Surprisingly, the expectation is that Caesars Entertainment will specifically hold on to William Hill’s US assets. The major caveat to that will be that Caesars has little interest in William Hill’s larger holdings in the UK.
Per Yahoo! Finance, Caesars is not particularly interested in the London aspect of the business.
The owners of Caesars said in a joint statement Wednesday that they will “seek suitable partners or owners” for non-American assets. These assets could include, UK retail estate and other parts of the international business.
Caesars Expected to Sell Off William Hill’s International Assets
With major news that Caesars intends to sell off UK assets, William Hill will begin preparations to split the company. Since 1961, William Hill has dominated the British gambling market and has made a name for itself in the United States since 2018.
Interestingly enough, the UK side of William Hill is historically the more profitable market for the company. In large part, Caesars seems disinterested in working the overseas side with a focus on gaining legislation across the country. Many have questioned the value of Caesars’ offer to William Hill. Many analysts believe they are worth more than the $3.7 billion that they bid.
Prior to the bid being accepted, Jefferies analyst James Wheatcroft had said William Hill was worth “significantly more” than Caesars’ offer.
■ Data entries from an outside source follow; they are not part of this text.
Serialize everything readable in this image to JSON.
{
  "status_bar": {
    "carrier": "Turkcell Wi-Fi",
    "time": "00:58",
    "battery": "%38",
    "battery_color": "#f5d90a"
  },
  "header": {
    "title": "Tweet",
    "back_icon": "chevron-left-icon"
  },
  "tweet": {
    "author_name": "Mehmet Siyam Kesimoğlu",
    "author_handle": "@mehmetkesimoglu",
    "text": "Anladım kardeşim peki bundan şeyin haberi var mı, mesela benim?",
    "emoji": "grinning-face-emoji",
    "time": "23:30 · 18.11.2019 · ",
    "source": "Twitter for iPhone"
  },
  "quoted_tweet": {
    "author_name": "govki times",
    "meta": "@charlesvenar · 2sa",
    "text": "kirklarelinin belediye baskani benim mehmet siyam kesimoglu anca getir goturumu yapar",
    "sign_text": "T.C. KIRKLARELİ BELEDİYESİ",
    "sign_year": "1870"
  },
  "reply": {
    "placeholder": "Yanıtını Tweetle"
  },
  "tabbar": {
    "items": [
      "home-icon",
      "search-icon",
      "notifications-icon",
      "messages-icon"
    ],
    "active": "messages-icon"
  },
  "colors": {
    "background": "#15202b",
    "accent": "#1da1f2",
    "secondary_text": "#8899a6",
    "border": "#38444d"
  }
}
There is a letdown as initial reports excited shareholders with a potential bidding war between Apollo and Caesars. With that no longer in the works, there has been a considerable drop off in excitement. The “lowball” offer from Caesars resulted in William Hills stock price falling considerably after a record-setting Friday.
The expectation should be that Caesars continues to work its strong partnership with ESPN and grow the legal gambling market. The gambling conglomerate holds some of the largest casino resorts in the country and has serious market power.
It has been a busy year for Caesars Entertainment, who in July also completed a merger with Eldorado Resorts.
The merger between Eldorado and Caesars results in a database of over 65 million people who have used their products. The rewards program that Caesars Entertainment possesses will undoubtedly help expand William Hills’ already growing mobile betting market.
William Hill Buyout Signals An Arms Race Between The Major Gambling Companies
When sports betting became legal in 2018, William Hill quickly acted to become one of the front runners in the legal gambling market. This purchase of William Hill confirms that a true betting empire is in the works.
The gambling market in an unbelievable boom as DraftKings Inc. (NSDQ: DKNG) totes a $20 billion market cap and Penn National (NSDQ: PENN) is now nearing $10 billion. Caesars Entertainment (NSDQ: CZR) will climb towards the top with its purchase of William Hill.
With a reach that will go into seven legal states such as, Illinois, Indiana, Iowa, Mississippi, Nevada, New Jersey, and Pennsylvania, William Hill will be significantly more available in the United States than ever before.
This deal combines the power of land-based casinos and mobile gambling that is something few companies can compete with. Expect Caesars to continue growing as they prepare to truly take hold as one of the strongest companies in the gambling industry.
After the report of advanced talks on Monday, Tom Reeg, Caesars’ Chief Executive said, “William Hill’s sports betting expertise will complement Caesars’ current offering, enabling the combined group to better serve our customers in the fast-growing US sports betting and online market.”
The gambling market is booming like few other thought possible and the question will now become, “how high can it go?”
It is a full-blown arms race in the land of gambling.